Tuesday, October 16, 2007

Uniform Code of Justice

Nothing like a little student protest to bring out the authoritarianism in people.

I have no stake in the whole school uniforms thing at Franklin Middle School, but I was kind of impressed at Ashley Pruitt’s protest against the new uniforms. I think she showed quite a bit of courage and everything seems to have turned out OK. Her voice was heard and she’s back in class.

What I was shocked about was some of the reaction her protest received. She broke the rules! This must never be tolerated! She must be severely punished! Dissent = anarchy! In my day we respected our elders or else! The rules are the rules!

Geez, I had no idea the oppressors at Tiananmen Square were living here in Springfield.

Look, this was a new rule that I imagine a lot of students and a number of parents were unhappy with. Ashley set about a non-violent protest while the issue was still fresh. It’s not like she decided the rules against talking in class, or cheating, or fighting were suddenly unreasonable and decided to defy those rules.
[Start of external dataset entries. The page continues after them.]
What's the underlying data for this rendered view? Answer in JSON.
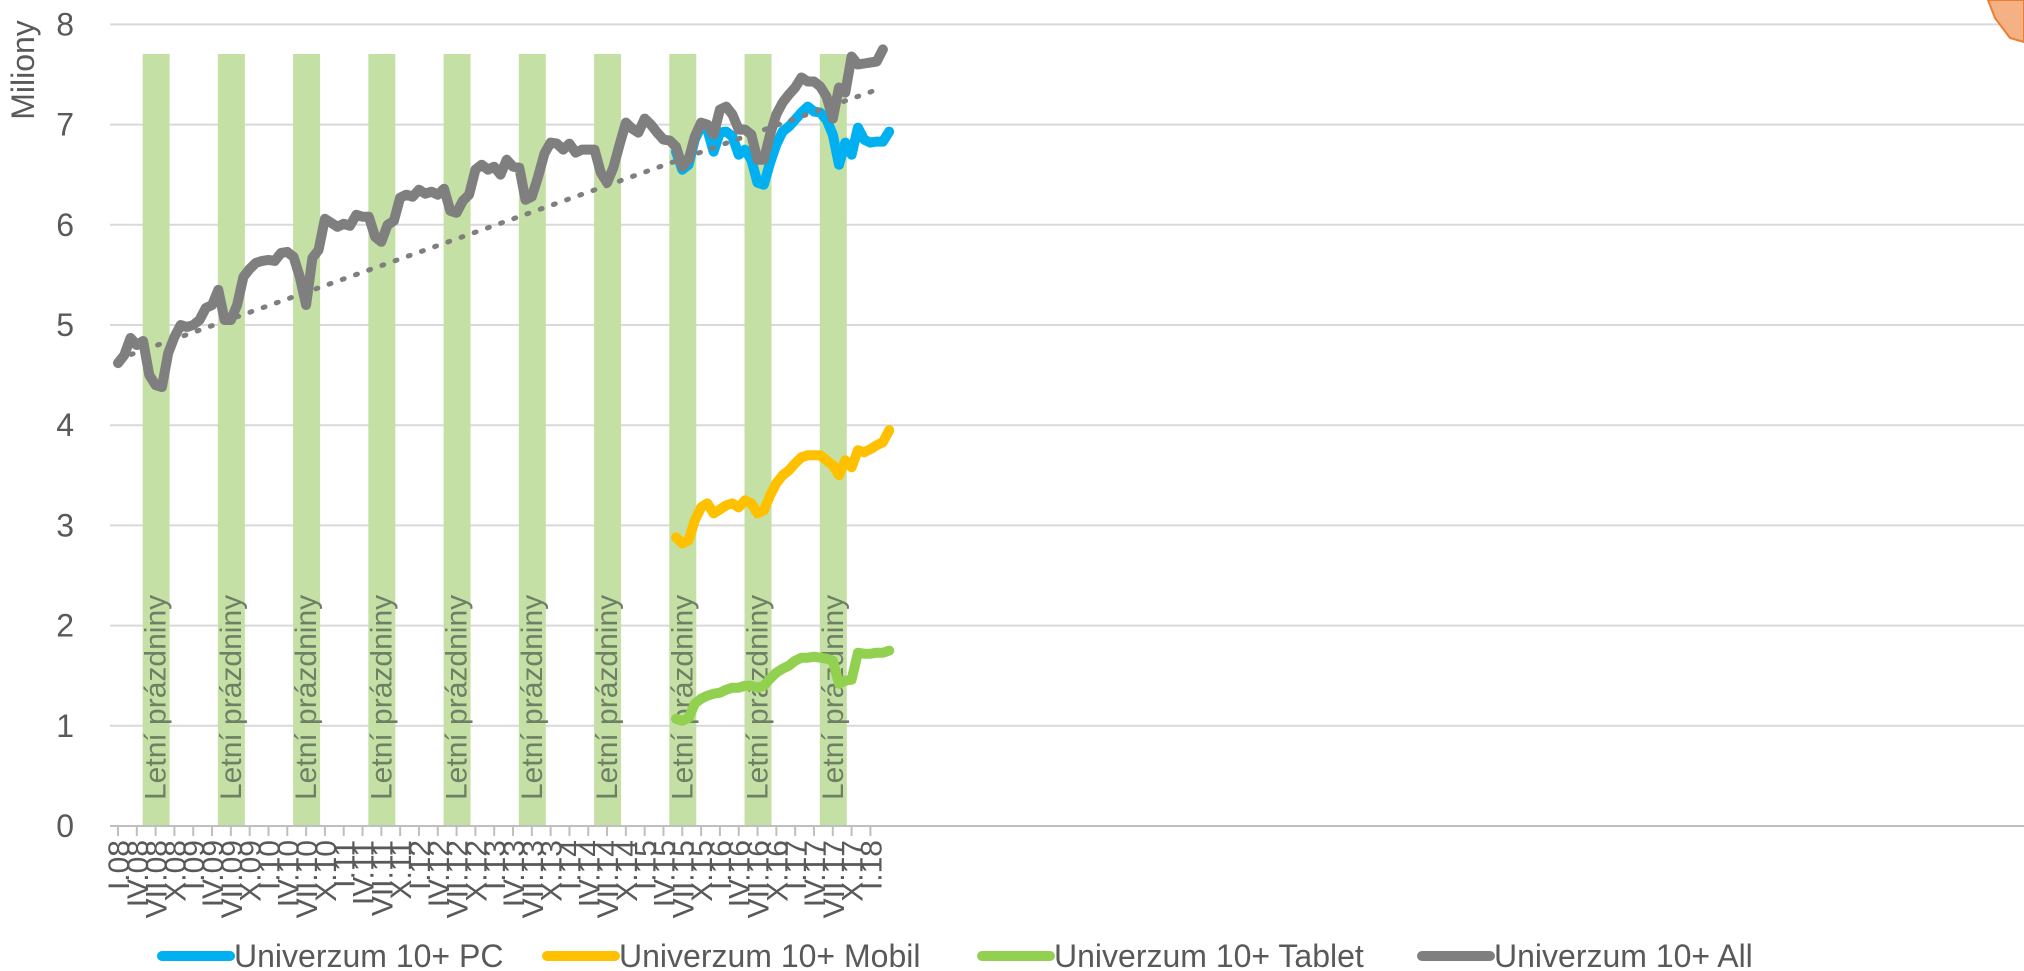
{
  "chart_data": {
    "type": "line",
    "ylabel": "Miliony",
    "xlabel": "",
    "title": "",
    "ylim": [
      0,
      8
    ],
    "yticks": [
      0,
      1,
      2,
      3,
      4,
      5,
      6,
      7,
      8
    ],
    "grid": true,
    "legend_position": "bottom",
    "x_tick_labels": [
      "I.08",
      "IV.08",
      "VII.08",
      "X.08",
      "I.09",
      "IV.09",
      "VII.09",
      "X.09",
      "I.10",
      "IV.10",
      "VII.10",
      "X.10",
      "I.11",
      "IV.11",
      "VII.11",
      "X.11",
      "I.12",
      "IV.12",
      "VII.12",
      "X.12",
      "I.13",
      "IV.13",
      "VII.13",
      "X.13",
      "I.14",
      "IV.14",
      "VII.14",
      "X.14",
      "I.15",
      "IV.15",
      "VII.15",
      "X.15",
      "I.16",
      "IV.16",
      "VII.16",
      "X.16",
      "I.17",
      "IV.17",
      "VII.17",
      "X.17",
      "I.18"
    ],
    "summer_band_label": "Letní prázdniny",
    "summer_bands": [
      "VII.08",
      "VII.09",
      "VII.10",
      "VII.11",
      "VII.12",
      "VII.13",
      "VII.14",
      "VII.15",
      "VII.16",
      "VII.17"
    ],
    "series": [
      {
        "name": "Univerzum 10+ All",
        "color": "#7f7f7f",
        "start": "I.08",
        "values": [
          4.62,
          4.7,
          4.87,
          4.8,
          4.84,
          4.5,
          4.4,
          4.38,
          4.72,
          4.88,
          5.0,
          4.98,
          5.0,
          5.05,
          5.17,
          5.2,
          5.35,
          5.05,
          5.05,
          5.2,
          5.48,
          5.56,
          5.62,
          5.64,
          5.65,
          5.64,
          5.72,
          5.73,
          5.68,
          5.48,
          5.2,
          5.67,
          5.75,
          6.06,
          6.02,
          5.98,
          6.01,
          5.99,
          6.1,
          6.08,
          6.08,
          5.88,
          5.83,
          6.0,
          6.04,
          6.27,
          6.3,
          6.28,
          6.35,
          6.31,
          6.33,
          6.3,
          6.36,
          6.14,
          6.12,
          6.24,
          6.3,
          6.55,
          6.6,
          6.55,
          6.58,
          6.5,
          6.65,
          6.58,
          6.57,
          6.25,
          6.28,
          6.48,
          6.71,
          6.82,
          6.81,
          6.75,
          6.81,
          6.72,
          6.75,
          6.75,
          6.75,
          6.52,
          6.42,
          6.57,
          6.8,
          7.02,
          6.96,
          6.92,
          7.06,
          7.0,
          6.92,
          6.85,
          6.84,
          6.78,
          6.58,
          6.65,
          6.88,
          7.02,
          7.0,
          6.9,
          7.15,
          7.18,
          7.1,
          6.95,
          6.95,
          6.9,
          6.65,
          6.65,
          6.9,
          7.1,
          7.22,
          7.3,
          7.37,
          7.47,
          7.43,
          7.43,
          7.38,
          7.28,
          7.06,
          7.37,
          7.32,
          7.68,
          7.6,
          7.61,
          7.62,
          7.63,
          7.75
        ]
      },
      {
        "name": "Univerzum 10+ PC",
        "color": "#00b0f0",
        "start": "VI.15",
        "values": [
          6.73,
          6.55,
          6.6,
          6.85,
          6.98,
          6.95,
          6.73,
          6.92,
          6.93,
          6.88,
          6.7,
          6.75,
          6.65,
          6.42,
          6.4,
          6.62,
          6.8,
          6.93,
          6.98,
          7.05,
          7.12,
          7.18,
          7.13,
          7.12,
          7.05,
          6.9,
          6.6,
          6.82,
          6.7,
          6.97,
          6.85,
          6.82,
          6.83,
          6.83,
          6.93
        ]
      },
      {
        "name": "Univerzum 10+ Mobil",
        "color": "#ffc000",
        "start": "VI.15",
        "values": [
          2.88,
          2.82,
          2.85,
          3.05,
          3.18,
          3.22,
          3.12,
          3.16,
          3.2,
          3.22,
          3.18,
          3.25,
          3.22,
          3.12,
          3.15,
          3.3,
          3.42,
          3.5,
          3.55,
          3.62,
          3.68,
          3.7,
          3.7,
          3.7,
          3.65,
          3.6,
          3.5,
          3.65,
          3.58,
          3.75,
          3.73,
          3.76,
          3.8,
          3.83,
          3.95
        ]
      },
      {
        "name": "Univerzum 10+ Tablet",
        "color": "#92d050",
        "start": "VI.15",
        "values": [
          1.07,
          1.05,
          1.08,
          1.22,
          1.27,
          1.3,
          1.32,
          1.33,
          1.36,
          1.38,
          1.38,
          1.4,
          1.4,
          1.38,
          1.4,
          1.47,
          1.53,
          1.57,
          1.6,
          1.65,
          1.68,
          1.68,
          1.69,
          1.68,
          1.67,
          1.65,
          1.42,
          1.45,
          1.46,
          1.73,
          1.72,
          1.72,
          1.73,
          1.73,
          1.75
        ]
      },
      {
        "name": "trend",
        "color": "#7f7f7f",
        "dashed": true,
        "start": "I.08",
        "from_value": 4.66,
        "to_value": 7.37
      }
    ]
  }
}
No one got hurt and I’m sure anarchy isn’t any more prevalent at Franklin than it was before her protest.

Yes, children do need to obey and defer to teachers and parents. That doesn’t mean they can’t have a voice and occasionally challenge authority on issues that mean something to them.
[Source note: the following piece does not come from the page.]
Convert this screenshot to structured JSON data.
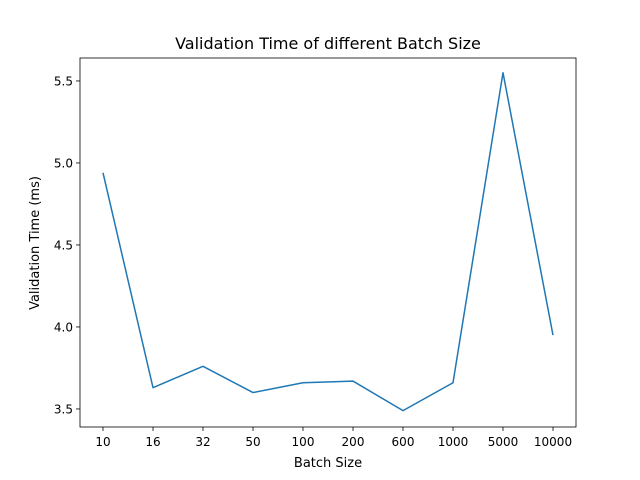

From what little I actually know about all of this, Ashley has shown more maturity than many of her detractors. The knee-jerk reaction to crush her protest swiftly and mercilessly I don’t think teaches anything other than intolerance of dissent and a distrust of authority. Good on everyone directly involved for coming to a mutual and peaceful accord.

Update: Just to be clear, I have no problem with uniforms; I'm just astonished at the level of vitriol and hostility toward the very notion of a student peacefully protesting.


JeromeProphet said...


It means united, or one, form.

It doesn't mean one for most, except those who chose otherwise.

The rule is that the children are to wear school uniforms, and she wanted to be special, and wear pink stripes.

Your typical liberal babble about protesting. She has no rights to protest. She a little kid in school acting willfully disobedient. And she should have been kicked out of school.

There's a lot of things to protest in this world, but class uniforms just isn't one of them.


Dave said...

JP: Arbiter of what can and can not be protested. Oops, there I go again with my “liberal babble”. If you weren’t a friend I’d tell you to go fuck yourself.

JeromeProphet said...


So she can protest whatever she wants.

But there's nothing in the Constitution which says she has a right to wear whatever she wants in grade school.


Authoritarianism doesn't necessarily spring from rules, nor does democracy spring from the lack of them.

My hyperbole gets the best of me, so I apologize for my "liberal babble" comment, but I doubt you'd tell me to off myself if I made that comment as an anonymous commenter.